A Texas judge has ruled that a death row inmate who called Jesus and John F. Kennedy as trial witnesses is not competent to be executed. Scott Panetti has been on death row for almost 30 years, having been convicted of murdering his in-laws. US District Judge Robert Pitman ruled that Panetti was incapable of understanding the reason for his execution and ordered that he spend his life in prison instead. The convict was condemned to death for shooting his estranged wife’s parents in 1992, and his execution has been postponed twice.
Mr. Panetti has a decades-long record of mental illness and claims that the courts only imposed the death penalty to silence him because he has information about corruption and other crimes among state officials. His attorney, Gregory Wiercioch, said Panetti cannot “rationally understand the connection between his crime and his execution,” and therefore, his execution would “simply be a miserable spectacle.”

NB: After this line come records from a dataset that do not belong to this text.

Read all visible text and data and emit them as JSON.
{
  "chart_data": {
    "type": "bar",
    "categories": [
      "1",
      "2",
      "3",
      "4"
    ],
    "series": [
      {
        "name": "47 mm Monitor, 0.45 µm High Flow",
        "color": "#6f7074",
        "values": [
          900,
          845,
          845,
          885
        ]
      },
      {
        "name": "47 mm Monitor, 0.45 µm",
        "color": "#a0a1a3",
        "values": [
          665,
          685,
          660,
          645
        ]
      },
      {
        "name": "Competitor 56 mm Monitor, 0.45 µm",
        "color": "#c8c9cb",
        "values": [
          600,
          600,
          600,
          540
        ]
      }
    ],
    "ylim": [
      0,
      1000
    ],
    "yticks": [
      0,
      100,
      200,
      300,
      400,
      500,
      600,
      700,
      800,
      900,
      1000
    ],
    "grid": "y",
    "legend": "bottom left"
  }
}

In the landmark case of Ford v. Wainwright in 1986, the US Supreme Court ruled that the Eighth Amendment to the Constitution prohibits the execution of those with severe psychological impairments. The rationale for the ruling is sourced in English common law and holds that unless a person understands the reason for his execution, the procedure has no retributive or deterrence value.
Despite the Supreme Court ruling, death penalty observers maintain that several people with mental health concerns have been put to death in the US since 1986. In 2015, for example, 74-year-old Cecil Clayton was executed in Missouri despite having an IQ of 71 and suffering from dementia. John Ferguson was executed in Florida in 2013, even though medical records showed he had been institutionalized with paranoid schizophrenia and suffered from this illness for decades.
The Death Penalty Information Center, which does not stand on either side of the capital punishment debate, documents 23 executions throughout the US involving convicts with recognized serious psychological illnesses since 2000.